La Canottieri Baldesio esce dall’assemblea ordinaria con un risultato che segna uno dei momenti più delicati degli ultimi anni della vita associativa. I soci presenti hanno respinto sia il bilancio consuntivo 2025 sia il bilancio preventivo 2026 presentato in assemblea dal consigliere Matteo Monfredini con la delega all’amministrazione, aprendo una fase di riflessione sul futuro della società e sul rapporto tra il Consiglio Direttivo e una parte della base sociale.

Il consuntivo ha raccolto 377 voti favorevoli e 467 contrari, mentre il preventivo è stato respinto con 369 voti favorevoli e 473 contrari. Numeri che evidenziano una maggioranza, pur in un contesto che ha coinvolto una parte limitata dei circa 3.200 soci della Canottieri Baldesio e che arrivano al termine di mesi caratterizzati da un acceso dibattito interno.

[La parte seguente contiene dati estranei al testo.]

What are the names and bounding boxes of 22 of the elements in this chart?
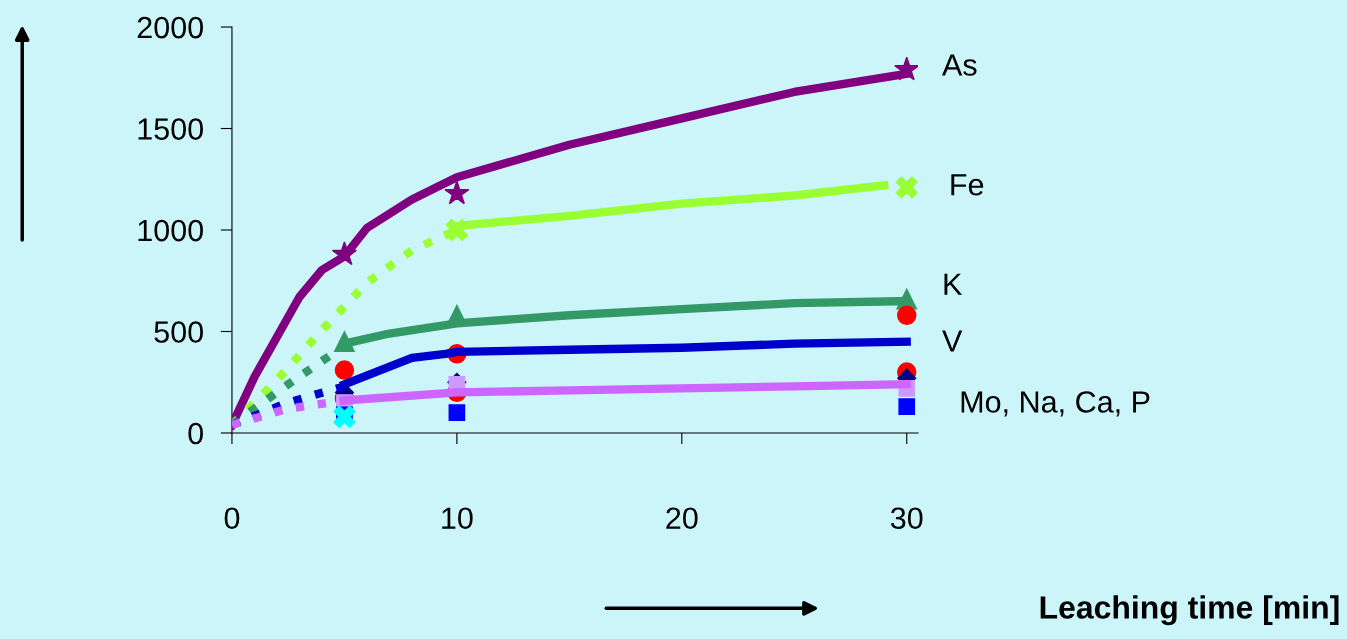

Al centro della discussione sono finite alcune scelte gestionali e progettuali del Consiglio presieduto da Alberto Guadagnoli, contestate da un gruppo di soci che ha chiesto un diverso approccio nella gestione delle risorse della società.

Tra i temi più discussi il sondaggio diffuso nei mesi scorsi sugli impianti e sui servizi della Baldesio che il consiglio ha promosso come strumento consultivo per raccogliere indicazioni sulle priorità dei soci, ma che dai promotori delle critiche era stato percepito come il preludio a investimenti ritenuti troppo impegnativi, ma anche alle risorse allocate sull’efficientamento energetico e i costi del personale.

L’atmosfera che si respirava in Baldesio all’indomani del voto era divisiva, da una parte soci preoccupati e desiderosi di proseguire sulla strada intrapresa dal consiglio, dall’altra, a guidare il fronte critico, Alberto Corazzi e l‘ex presidente Stefano Arisi, che negli ultimi mesi hanno contestato pubblicamente alcune scelte gestionali e amministrative.

Le contestazioni che hanno accompagnato l’assemblea evidenziano un malessere e dissapori che nascono da una contrapposizione netta tra chi vede la Baldesio come un mero circolo ricreativo e chi desidera vivere la natura sportiva della società. Sul piano statutario la bocciatura dei bilanci non comporta automaticamente la decadenza del Consiglio Direttivo ma apre sicuramente una fase molto delicata in un clima fortemente conflittuale in una contrapposizione maturata nel tempo e che i più si augurano non sia destinata a influenzare anche i prossimi anni della società.